For installation from the source use the following

```sh
git clone https://github.com/dasprosad/cavar.git
cd cavar
pip install .
```

## Usage and options

### Prerequisites

- **Usage of reference genome**

The reference genome **must** be the same which was used for variant calling. VCF specification states that CHROM field must not contain any white space so, the FASTA headers must be reformated to contain only the FASTA ID and not any other description.
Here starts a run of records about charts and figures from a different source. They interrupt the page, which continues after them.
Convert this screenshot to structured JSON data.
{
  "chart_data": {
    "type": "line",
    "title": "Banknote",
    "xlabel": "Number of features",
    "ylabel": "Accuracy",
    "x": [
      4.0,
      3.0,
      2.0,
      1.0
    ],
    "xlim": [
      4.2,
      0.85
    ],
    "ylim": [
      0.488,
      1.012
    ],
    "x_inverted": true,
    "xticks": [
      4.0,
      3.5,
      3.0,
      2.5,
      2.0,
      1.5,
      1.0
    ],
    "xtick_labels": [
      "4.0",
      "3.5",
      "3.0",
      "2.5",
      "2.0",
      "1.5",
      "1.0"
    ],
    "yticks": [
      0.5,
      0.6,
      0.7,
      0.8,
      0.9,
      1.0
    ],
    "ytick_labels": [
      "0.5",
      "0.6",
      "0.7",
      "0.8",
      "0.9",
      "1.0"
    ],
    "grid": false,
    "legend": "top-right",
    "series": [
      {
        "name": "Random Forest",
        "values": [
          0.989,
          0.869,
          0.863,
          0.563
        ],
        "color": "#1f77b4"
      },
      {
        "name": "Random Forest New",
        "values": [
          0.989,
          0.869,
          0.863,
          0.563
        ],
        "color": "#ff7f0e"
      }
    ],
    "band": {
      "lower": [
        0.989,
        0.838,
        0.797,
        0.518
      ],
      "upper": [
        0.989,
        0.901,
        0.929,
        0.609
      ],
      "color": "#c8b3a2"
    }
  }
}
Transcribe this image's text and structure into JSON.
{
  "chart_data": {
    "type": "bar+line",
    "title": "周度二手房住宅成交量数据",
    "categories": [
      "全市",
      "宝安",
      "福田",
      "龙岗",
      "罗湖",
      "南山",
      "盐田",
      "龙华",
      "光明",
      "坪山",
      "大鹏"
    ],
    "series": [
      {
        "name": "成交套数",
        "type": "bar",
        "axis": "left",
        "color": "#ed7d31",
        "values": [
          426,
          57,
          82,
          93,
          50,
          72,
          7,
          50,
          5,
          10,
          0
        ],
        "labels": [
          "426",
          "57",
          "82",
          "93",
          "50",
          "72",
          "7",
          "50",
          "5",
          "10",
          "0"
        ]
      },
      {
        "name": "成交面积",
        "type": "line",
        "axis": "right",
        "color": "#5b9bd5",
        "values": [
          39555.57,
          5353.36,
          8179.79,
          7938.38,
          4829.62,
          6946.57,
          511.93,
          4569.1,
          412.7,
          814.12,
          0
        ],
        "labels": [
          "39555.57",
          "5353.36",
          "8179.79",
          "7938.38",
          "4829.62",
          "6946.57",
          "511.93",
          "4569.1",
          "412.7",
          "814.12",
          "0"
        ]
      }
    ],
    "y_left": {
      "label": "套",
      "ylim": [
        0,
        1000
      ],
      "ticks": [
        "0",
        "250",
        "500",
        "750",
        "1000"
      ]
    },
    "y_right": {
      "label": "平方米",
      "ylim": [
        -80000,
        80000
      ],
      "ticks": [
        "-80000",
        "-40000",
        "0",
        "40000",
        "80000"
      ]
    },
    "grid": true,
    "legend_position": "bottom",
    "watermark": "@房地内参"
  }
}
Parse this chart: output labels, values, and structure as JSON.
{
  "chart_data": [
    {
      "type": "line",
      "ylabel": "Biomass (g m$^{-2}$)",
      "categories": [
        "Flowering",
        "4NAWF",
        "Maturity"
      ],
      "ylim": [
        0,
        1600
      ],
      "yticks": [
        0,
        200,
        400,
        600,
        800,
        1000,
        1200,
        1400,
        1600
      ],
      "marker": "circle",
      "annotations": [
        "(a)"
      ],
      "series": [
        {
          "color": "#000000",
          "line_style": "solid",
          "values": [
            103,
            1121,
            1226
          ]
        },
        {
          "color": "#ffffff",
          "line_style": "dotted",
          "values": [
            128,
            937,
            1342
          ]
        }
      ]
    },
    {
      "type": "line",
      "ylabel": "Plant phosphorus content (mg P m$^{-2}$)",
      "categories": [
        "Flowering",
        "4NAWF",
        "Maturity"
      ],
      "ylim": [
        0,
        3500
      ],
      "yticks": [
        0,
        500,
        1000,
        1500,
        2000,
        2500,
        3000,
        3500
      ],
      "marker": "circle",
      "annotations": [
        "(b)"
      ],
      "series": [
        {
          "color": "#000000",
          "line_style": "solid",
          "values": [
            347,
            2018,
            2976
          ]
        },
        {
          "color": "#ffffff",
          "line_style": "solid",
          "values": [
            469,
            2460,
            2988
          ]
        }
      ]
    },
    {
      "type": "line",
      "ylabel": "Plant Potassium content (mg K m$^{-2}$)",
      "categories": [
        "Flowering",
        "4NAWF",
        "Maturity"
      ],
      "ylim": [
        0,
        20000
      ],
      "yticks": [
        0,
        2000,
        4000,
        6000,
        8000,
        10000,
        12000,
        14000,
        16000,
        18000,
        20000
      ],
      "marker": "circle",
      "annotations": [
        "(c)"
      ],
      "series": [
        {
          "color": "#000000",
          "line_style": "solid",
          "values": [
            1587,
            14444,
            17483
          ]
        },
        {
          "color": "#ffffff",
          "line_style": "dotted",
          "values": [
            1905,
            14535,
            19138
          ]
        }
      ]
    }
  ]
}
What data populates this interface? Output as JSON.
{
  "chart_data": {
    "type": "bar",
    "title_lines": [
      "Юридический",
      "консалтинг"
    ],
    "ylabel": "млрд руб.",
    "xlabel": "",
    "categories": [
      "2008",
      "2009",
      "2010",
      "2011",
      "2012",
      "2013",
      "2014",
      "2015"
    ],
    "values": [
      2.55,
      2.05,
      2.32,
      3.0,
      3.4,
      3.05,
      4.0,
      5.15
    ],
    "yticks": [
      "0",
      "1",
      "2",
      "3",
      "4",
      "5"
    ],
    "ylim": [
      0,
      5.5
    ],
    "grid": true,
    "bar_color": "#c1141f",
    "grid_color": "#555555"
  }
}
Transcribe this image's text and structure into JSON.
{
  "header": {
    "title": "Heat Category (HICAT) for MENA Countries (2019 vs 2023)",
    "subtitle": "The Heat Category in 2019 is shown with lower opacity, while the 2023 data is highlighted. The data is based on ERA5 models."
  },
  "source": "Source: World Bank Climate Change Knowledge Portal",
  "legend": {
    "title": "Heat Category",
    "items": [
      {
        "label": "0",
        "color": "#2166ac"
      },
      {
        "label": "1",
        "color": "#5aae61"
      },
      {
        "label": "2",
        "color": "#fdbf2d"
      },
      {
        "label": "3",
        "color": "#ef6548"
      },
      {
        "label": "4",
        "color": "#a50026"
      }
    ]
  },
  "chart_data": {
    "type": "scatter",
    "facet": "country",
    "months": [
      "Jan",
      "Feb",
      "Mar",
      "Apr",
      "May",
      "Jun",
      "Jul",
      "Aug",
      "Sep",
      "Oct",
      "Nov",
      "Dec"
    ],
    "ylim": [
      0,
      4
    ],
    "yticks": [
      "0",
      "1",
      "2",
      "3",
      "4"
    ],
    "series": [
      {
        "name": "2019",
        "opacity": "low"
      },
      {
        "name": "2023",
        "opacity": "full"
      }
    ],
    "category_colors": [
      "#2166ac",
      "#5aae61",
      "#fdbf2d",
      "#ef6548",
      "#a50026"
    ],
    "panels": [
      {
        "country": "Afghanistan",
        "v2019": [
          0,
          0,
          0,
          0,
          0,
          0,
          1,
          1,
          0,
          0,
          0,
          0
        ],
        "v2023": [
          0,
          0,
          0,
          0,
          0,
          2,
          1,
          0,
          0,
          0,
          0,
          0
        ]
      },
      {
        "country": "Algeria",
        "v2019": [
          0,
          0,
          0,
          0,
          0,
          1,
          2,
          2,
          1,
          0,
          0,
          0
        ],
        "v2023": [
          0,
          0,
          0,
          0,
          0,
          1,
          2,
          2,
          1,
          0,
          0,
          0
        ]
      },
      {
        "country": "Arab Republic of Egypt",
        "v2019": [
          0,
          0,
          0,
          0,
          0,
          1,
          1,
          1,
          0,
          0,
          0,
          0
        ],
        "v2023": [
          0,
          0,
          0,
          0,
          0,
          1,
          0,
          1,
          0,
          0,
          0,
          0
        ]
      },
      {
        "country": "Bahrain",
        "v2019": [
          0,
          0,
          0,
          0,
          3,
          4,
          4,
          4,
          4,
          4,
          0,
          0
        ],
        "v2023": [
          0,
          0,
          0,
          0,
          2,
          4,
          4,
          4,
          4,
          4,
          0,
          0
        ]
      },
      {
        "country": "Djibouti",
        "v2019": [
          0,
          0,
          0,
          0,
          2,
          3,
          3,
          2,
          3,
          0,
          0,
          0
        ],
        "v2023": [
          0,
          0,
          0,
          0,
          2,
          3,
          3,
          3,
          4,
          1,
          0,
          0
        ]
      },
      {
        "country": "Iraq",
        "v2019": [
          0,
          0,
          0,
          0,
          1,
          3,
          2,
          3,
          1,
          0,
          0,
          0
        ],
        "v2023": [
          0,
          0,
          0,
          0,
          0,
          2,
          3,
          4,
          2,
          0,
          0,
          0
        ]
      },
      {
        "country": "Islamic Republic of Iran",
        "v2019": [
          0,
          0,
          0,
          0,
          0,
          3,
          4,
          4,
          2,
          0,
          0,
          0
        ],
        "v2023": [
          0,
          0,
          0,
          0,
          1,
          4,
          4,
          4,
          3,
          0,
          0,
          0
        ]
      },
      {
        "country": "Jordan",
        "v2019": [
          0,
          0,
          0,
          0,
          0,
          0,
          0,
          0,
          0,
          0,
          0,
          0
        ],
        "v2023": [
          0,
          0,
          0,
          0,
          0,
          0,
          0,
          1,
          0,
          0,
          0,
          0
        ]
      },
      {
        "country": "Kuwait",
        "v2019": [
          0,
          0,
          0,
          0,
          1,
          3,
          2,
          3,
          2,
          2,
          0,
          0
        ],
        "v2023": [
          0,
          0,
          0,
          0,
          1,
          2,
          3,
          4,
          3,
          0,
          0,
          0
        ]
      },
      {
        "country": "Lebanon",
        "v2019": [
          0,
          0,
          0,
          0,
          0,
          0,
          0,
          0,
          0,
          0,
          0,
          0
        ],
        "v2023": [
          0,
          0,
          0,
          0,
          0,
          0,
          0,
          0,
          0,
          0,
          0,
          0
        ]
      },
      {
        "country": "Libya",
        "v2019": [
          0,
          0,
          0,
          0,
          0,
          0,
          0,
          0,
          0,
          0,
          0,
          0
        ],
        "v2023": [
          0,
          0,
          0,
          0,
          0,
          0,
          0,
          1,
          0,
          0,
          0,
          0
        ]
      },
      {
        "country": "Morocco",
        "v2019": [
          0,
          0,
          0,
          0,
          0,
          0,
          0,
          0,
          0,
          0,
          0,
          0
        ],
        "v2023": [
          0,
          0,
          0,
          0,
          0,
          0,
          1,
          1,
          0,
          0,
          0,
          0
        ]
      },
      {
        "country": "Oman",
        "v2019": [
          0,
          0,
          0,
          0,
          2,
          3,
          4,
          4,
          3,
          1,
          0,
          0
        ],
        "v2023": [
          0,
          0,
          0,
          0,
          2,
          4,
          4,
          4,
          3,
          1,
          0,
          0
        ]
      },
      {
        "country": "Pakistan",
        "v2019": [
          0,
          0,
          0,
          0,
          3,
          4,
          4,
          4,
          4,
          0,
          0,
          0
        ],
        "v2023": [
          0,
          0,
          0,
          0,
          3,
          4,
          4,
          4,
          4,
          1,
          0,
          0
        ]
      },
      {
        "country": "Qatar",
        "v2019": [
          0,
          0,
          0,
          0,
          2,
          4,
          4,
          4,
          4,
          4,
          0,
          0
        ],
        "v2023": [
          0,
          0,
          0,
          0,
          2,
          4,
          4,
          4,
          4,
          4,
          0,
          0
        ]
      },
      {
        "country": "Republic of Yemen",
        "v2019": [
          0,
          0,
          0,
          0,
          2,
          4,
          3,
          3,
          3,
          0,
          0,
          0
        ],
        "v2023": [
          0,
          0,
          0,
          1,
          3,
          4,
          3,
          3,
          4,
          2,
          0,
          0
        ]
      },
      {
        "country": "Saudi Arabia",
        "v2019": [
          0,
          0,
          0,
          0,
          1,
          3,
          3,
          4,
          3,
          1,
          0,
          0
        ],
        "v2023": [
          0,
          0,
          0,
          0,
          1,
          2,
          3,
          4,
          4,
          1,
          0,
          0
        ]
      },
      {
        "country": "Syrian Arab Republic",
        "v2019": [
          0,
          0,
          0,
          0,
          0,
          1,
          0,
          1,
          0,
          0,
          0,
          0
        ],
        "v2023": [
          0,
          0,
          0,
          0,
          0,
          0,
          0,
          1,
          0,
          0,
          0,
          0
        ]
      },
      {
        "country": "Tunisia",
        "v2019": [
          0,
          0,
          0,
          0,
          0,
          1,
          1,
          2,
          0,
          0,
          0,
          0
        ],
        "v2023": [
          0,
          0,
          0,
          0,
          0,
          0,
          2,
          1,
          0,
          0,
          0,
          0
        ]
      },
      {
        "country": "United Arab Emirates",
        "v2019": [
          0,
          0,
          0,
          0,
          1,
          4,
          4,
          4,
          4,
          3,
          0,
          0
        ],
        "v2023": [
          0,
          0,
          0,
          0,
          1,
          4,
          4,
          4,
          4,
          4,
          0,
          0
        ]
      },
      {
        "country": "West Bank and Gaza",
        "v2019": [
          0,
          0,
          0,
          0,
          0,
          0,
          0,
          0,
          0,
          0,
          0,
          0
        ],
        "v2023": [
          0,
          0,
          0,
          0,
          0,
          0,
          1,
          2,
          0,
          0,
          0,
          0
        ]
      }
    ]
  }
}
- **Finding off-target sites with Cas-Offinder**

Cas-Offinder usage is listed on its [GitHub project page](https://github.com/snugel/cas-offinder). Use the header-reformatted reference genome for quering with Cas-Offinder. Set the maximum number tolerated mismatches according to your Cas system of choice leaving the PAM as "NNN". An example input file for Cas-Offinder with a maximum of 4 mismatches looks like the following.

```
/home/user/path/to/ref/hg38.fa
NNNNNNNNNNNNNNNNNNNNNN
ATGTTGATGATAGGATGATNNN 4
```

Run Cas-Offinder with

```sh
cas-offinder input.txt C casoffinder_out.tab
```

- **Converting Cas-Offinder result to BED**

There are many ways of converting it to a BED file, but I have used the following `awk` oneliner

First add a BED header (optional)

```sh
echo -e "#BED3\n#CHROM\tSTART\tEND\tNAME\tSCORE\tSTRAND" >casoffinder_out.bed
```

Then use `awk` to format to BED

```awk
awk '$1 !~ /^#/ {print $1, $4, $5}' OFS='\t' casoffinder_out.tab >>casoffinder_out.bed
```

### Cavar usage

- For help use `cavar --help`

### Options

```sh
usage:  cavar [OPTIONS] <grna> <bed file> <vcf file>
        cavar --help

Check status of CRISPR-Cas9 off-targets from genomic variants

positional arguments:
  grna (STR)           grna without the pam sequence
  bedfile (PATH)       path of bedfile
  vcffile (PATH)       path of vcffile

options:
  -h, --help           show this help message and exit
  -v, --version        show program's version number and exit
  -p, --pam-regex STR  pam as regex (default: [ATCG]GG)
  -d, --distance INT   maximum number of mismatches in crRNA (default: 4)
  -o, --outfile PATH   name of outfile (default: outfile.bed)
```

### Examples

1. Find off-target status of a gRNA with a given Cas9

- Find OTs of the gRNA with Cas9 across the reference genome

```sh
cas-offinder input.txt C casoffinder_ots.tab
```

- Convert the `casoffinder_ots.tab` to BED

- Check status of those OTs with genomic variants

```sh
cavar --outfile p1_ots.bed ATGTTGATGATAGGATGAT casoffinder_ots.bed p1.vcf.gz
```

## Release

- **1.0b1** First beta release.

## Issues

If you have found any bugs or would like to request any new features please report it on [CAVAR](https://github/dasprosad/cavar/issues).

## License

CaVar is distributed under the GNU Public License v3 (GPL3). You should have received a copy of the license with CaVar.